“Bu arada şunu söylememe izin verin. Hiç kimseyi bağışlamıyorum” Samuel Beckett.
Bağışlamak. İnsanın yapması mı yapmaması gereken mi?
Bağışlanacak şey yapmak kime bağışlanacak söylemek istemeden söylemek mi? Söylemek istediğini söyleyememek mi? Dilinin ucuna gelmiş beynin kurgulamış eline gelmiş dilinden elinden kaçmış? Varmış olmuş orada duruyormuş birden gelmiş.Bağışlamak. Vurdun kırdın sildin yok ettin şimdi hepsini yerine koy eskisi gibi değil eskisi ilki kırılmadan önceki silmeden önceki vurmadan önceki.
Onlar öldü.
Bağışla beni. Ben ölüleri diriltebiliyorum bak böyle.

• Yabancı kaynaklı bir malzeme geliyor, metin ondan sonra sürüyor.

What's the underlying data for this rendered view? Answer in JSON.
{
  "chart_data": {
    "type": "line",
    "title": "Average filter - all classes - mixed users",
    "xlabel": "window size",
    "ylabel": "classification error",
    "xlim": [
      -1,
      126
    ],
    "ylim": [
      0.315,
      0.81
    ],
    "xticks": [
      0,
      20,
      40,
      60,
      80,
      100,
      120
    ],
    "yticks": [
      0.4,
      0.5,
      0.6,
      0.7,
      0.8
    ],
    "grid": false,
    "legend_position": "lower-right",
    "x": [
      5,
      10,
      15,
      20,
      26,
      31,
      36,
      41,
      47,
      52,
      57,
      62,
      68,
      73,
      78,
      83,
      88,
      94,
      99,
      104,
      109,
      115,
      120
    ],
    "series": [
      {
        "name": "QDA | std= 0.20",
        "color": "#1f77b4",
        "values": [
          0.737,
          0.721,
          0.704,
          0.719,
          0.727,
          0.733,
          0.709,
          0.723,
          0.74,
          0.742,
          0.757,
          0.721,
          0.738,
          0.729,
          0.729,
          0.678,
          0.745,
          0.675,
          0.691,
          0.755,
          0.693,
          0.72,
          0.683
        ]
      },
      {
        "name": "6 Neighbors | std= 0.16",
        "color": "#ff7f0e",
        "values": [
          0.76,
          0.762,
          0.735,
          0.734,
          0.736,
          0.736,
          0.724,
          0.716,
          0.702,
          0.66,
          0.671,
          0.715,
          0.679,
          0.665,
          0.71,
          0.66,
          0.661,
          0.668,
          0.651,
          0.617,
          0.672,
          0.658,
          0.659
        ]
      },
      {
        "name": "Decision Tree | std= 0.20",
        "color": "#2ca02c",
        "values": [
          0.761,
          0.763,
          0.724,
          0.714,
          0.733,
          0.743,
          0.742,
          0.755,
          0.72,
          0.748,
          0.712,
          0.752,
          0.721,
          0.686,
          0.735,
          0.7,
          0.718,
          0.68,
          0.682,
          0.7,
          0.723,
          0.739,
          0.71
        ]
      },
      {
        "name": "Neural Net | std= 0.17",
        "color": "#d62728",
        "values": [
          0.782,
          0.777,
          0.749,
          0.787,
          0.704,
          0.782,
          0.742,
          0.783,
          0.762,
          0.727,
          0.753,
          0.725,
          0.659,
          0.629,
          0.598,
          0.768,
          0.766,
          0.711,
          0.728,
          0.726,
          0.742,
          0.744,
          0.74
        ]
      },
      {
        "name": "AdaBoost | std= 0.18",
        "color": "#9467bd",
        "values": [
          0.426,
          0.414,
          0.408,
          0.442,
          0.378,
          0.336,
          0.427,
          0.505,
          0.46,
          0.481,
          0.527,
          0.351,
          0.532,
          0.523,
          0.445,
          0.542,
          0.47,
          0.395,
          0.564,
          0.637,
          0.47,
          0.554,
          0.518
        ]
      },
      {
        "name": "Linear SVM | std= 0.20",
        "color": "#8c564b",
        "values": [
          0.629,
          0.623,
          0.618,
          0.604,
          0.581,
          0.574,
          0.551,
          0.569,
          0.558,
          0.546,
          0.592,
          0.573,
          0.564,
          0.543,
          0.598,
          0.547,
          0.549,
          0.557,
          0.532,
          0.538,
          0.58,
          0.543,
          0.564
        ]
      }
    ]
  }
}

Ben çok büyüğüm bağışlarım. Benim yüreğim bağışlar kırılsa dökülse yerlere serilse yine de büyüğüm ben bağışlarım tabii kır dök istersen yeniden yeniden bir daha yeniden narsistliği.
Alıp gittiğin götürmediğin götüremediğinden çöpe attığın çürüttüğün kırıp un ufak ettiğin bakışlarına laflarına içinden gelenlere sokuşturduğun nefretle kinle besili beslenen sineklere örümceklere benzer mahlukları saldığın göze kulağa denk gelmeyecek yerlere sokuşturduğun senin bile olmayan sana dokunmayan onca artık çürümüşlüğü ölmüşlüğü ölmüşlükleri.
Hepsi hepsi geri yerli yerine eski gibi örtüsü bile üstünde kıvrıldıysa düzelt.
Bağışladım, hepsini her şeyi. Bir kelimeyle dile kolay bağışla beni olacak şey değil. Bağışladım.